According to the Chartered Institute of Personnel's ‘Reward Management Survey 2013,’ 53% of UK employers will be increasing their pay budgets by the end of this year and are hoping to see a more significant link between employee pay rates and performance.
The budgets will increase thanks to driving factors such as pay rises (84%) and more staff recruitment (51%). These figures suggest that businesses are confident about increasing wages and hiring more people as a result of improving economic conditions.
Despite the plans to hire more employees, many employers want to see a stronger connection between performance and reward. For example, bonuses would be linked to company or individual performance rather than a flat rate. Currently only about 25% of all UK organisations report variable pay.
The link between individual performance and remuneration is most common in production and manufacturing firms – at about 88%. This is followed closely by the service sector at 86%. In the public sector, pay is more closely related to length of service rather than performance.
This year, employee compensation remains a major focus of most employers.

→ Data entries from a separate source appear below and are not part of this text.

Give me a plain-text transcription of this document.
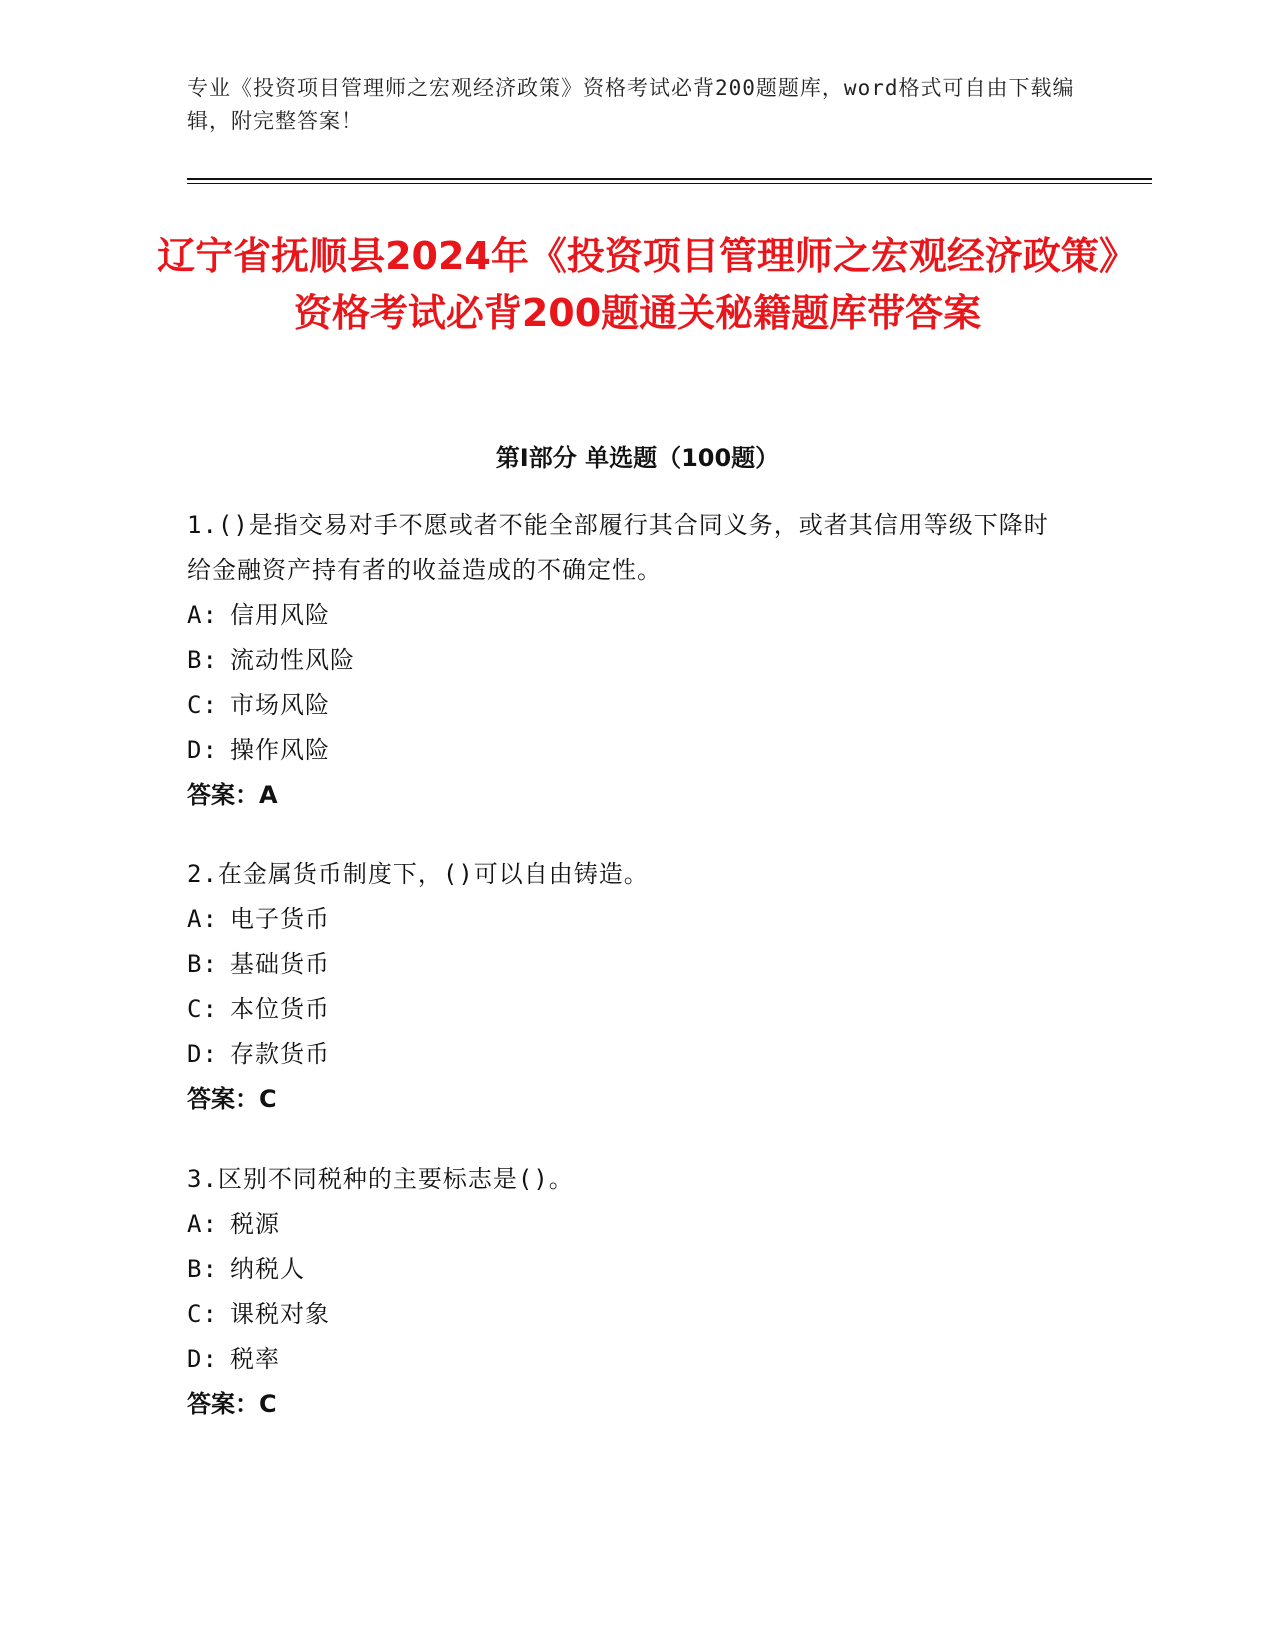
专业《投资项目管理师之宏观经济政策》资格考试必背200题题库，word格式可自由下载编辑，附完整答案！
辽宁省抚顺县2024年《投资项目管理师之宏观经济政策》资格考试必背200题通关秘籍题库带答案
第Ⅰ部分 单选题（100题）

1.()是指交易对手不愿或者不能全部履行其合同义务，或者其信用等级下降时给金融资产持有者的收益造成的不确定性。

A: 信用风险
B: 流动性风险
C: 市场风险
D: 操作风险
答案：A

2.在金属货币制度下，()可以自由铸造。

A: 电子货币
B: 基础货币
C: 本位货币
D: 存款货币
答案：C

3.区别不同税种的主要标志是()。

A: 税源
B: 纳税人
C: 课税对象
D: 税率
答案：C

“It’s encouraging to see employers wanting a more flexible way of rewarding their employees in an effort to help align pay with the delivery of business strategy, but it’s crucial to ensure that measures of performance look to the long term so that they encourage sustainable business growth,” explains Charles Cotton, CIPD rewards advisor.
“If appropriately designed, variable pay can help align organisational reward practices with the business strategy as well as assisting to communicate what behaviours, skills, values and attitudes the organisation values and how it will reward and recognise these.”